Законченность фразы не оставляет надежды: Мег по-прежнему на меня злится.
— Джек не догоняет, что у меня за семья такая. За один год мои родители разошлись, а еще откуда-то взялся неизвестный — и, ах! — умирающий братец.
— Она загибает пальцы, перечисляя все мои грехи. — Да! Еще пересадка стволовых клеток — тоже тема. — Мег загнула третий палец, но, похоже, список еще не завершен. По мере того, как она говорит, мое чувство вины усиливается. Накрывает, как старое пыльное одеяло. — И обо всем этом ты врал. Когда ты нас бросил…
Я глубоко вдыхаю, ожидая удара.
— Когда ты нас бросил, — повторяет Мег, кусая губы, — мама — мама! — просила меня не рвать с тобой связь. Она говорила, что ты обманывал только ее, а меня — никогда. Но это же не так, папочка, правда? Все это время ты врал и мне.
Она не сводит с меня взгляда, однако ответить мне нечего. Нечего.
Мег вонзает в цыпленка здоровенную разделочную вилку.
— Ну, скажи что-нибудь. А то я решу, что пришла зря.
— Ты делаешь инъекции гормонов? — Не самый лучший способ сменить тему, но другого у меня нет.
Она кивает.
— Да, каждый день приходит медсестра, колет.
Четыре дня до пересадки.
— Мама точно успеет к началу операции?
— Уж не волнуйся.
— Хорошо. — Меня не приглашают. — Поешь со мной?

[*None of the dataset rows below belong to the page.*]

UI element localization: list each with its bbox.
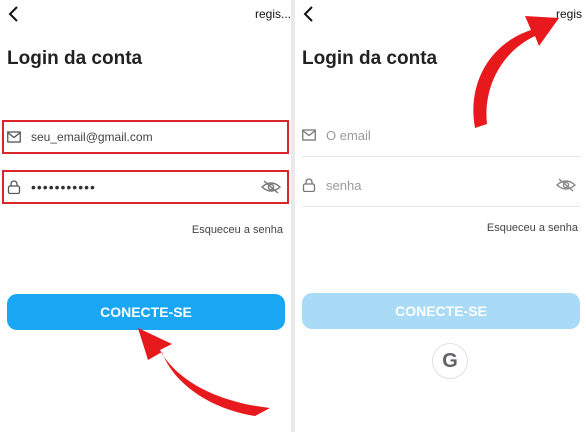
email-field[interactable]: O email xyxy=(302,118,580,152)
google-login-button[interactable]: G xyxy=(432,343,468,379)
password-highlight-box xyxy=(2,170,289,204)
connect-button-disabled[interactable]: CONECTE-SE xyxy=(302,293,580,329)
forgot-password-link[interactable]: Esqueceu a senha xyxy=(192,224,283,236)
red-arrow-up-left xyxy=(138,328,270,416)
email-underline xyxy=(302,156,580,157)
back-arrow-icon[interactable] xyxy=(301,4,317,24)
login-screen-empty: regis Login da conta O email senha Esque… xyxy=(295,0,586,432)
page-title: Login da conta xyxy=(7,48,143,69)
password-underline xyxy=(302,206,580,207)
back-arrow-icon[interactable] xyxy=(6,4,22,24)
password-field[interactable]: senha xyxy=(302,168,580,202)
password-placeholder: senha xyxy=(326,177,362,193)
connect-button[interactable]: CONECTE-SE xyxy=(7,294,285,330)
red-arrow-up-right xyxy=(473,16,559,128)
register-link[interactable]: regis xyxy=(556,7,582,21)
forgot-password-link[interactable]: Esqueceu a senha xyxy=(487,222,578,234)
email-placeholder: O email xyxy=(326,127,371,143)
login-screen-filled: regis... Login da conta seu_email@gmail.… xyxy=(0,0,291,432)
connect-button-label: CONECTE-SE xyxy=(100,304,192,320)
google-icon: G xyxy=(442,349,458,372)
eye-off-icon[interactable] xyxy=(556,178,576,192)
mail-icon xyxy=(302,129,316,141)
register-link[interactable]: regis... xyxy=(255,7,291,21)
page-title: Login da conta xyxy=(302,48,438,69)
connect-button-label: CONECTE-SE xyxy=(395,303,487,319)
lock-icon xyxy=(302,178,316,192)
email-highlight-box xyxy=(2,120,289,154)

Я стараюсь, чтобы голос звучал ровно. Разговор дается тяжело.
Она колеблется.
— Только суп. Мне надо идти.
За окном начинает падать мелкий снег. Он ровным слоем оседает на узких деревянных перилах балкона.
В глубине души я надеюсь, что снегу навалит как следует и нас здесь засыплет. Тогда Мег никуда не денется.
Возможно, если бы я сумел заставить ее меня выслушать…
Через несколько минут мы сидим у стойки и прихлебываем суп. Вкусно.
— Как мама съездила в Лос-Анджелес, не знаешь?— Совершенно фантастическая поездка. Ее та-ак встретили! — Мег болтает ложкой в тарелке, потом снова начинает есть. — Конечно, когда позвонили из больницы, настроение у нее испортилось. Расстроишься тут.
— Извини. Должно быть, она испугалась. Мне очень неприятно, что ее побеспокоили во время поездки.
— Было понятно, что с тобой не произошло ничего страшного. Мы обе, и я, и мама, независимо друг от друга, разговаривали с лечащими врачами.
Я доедаю суп. Бросаю, стараясь не показать обиды:
— Должно быть, они удивились, почему ни одна из вас так и не пришла.
Мег еле заметно улыбается, пожимает плечами:
— Я спросила, есть ли угроза твоей жизни, и мне сказали: «Нет». Мама спросила то же самое. Если уж я не выбралась навестить тебя из Клэпхема, шансов на то, что она примчится из Лос-Анджелеса, не было вообще.
— Разумеется…
Мег уносит грязные тарелки и ставит моего цыпленка.
— Ну, вот, наслаждайтесь друг другом, а я пошла.
Накидывает на плечи пальто, надевает шерстяную шляпку с мягкими полями.
— Почему ты не рассказал нам о своем сыне, папочка?
Вероятно, в этом вопросе — истинная причина ее прихода. Та Мег, которую я знаю, всегда хотела знать, что и почему.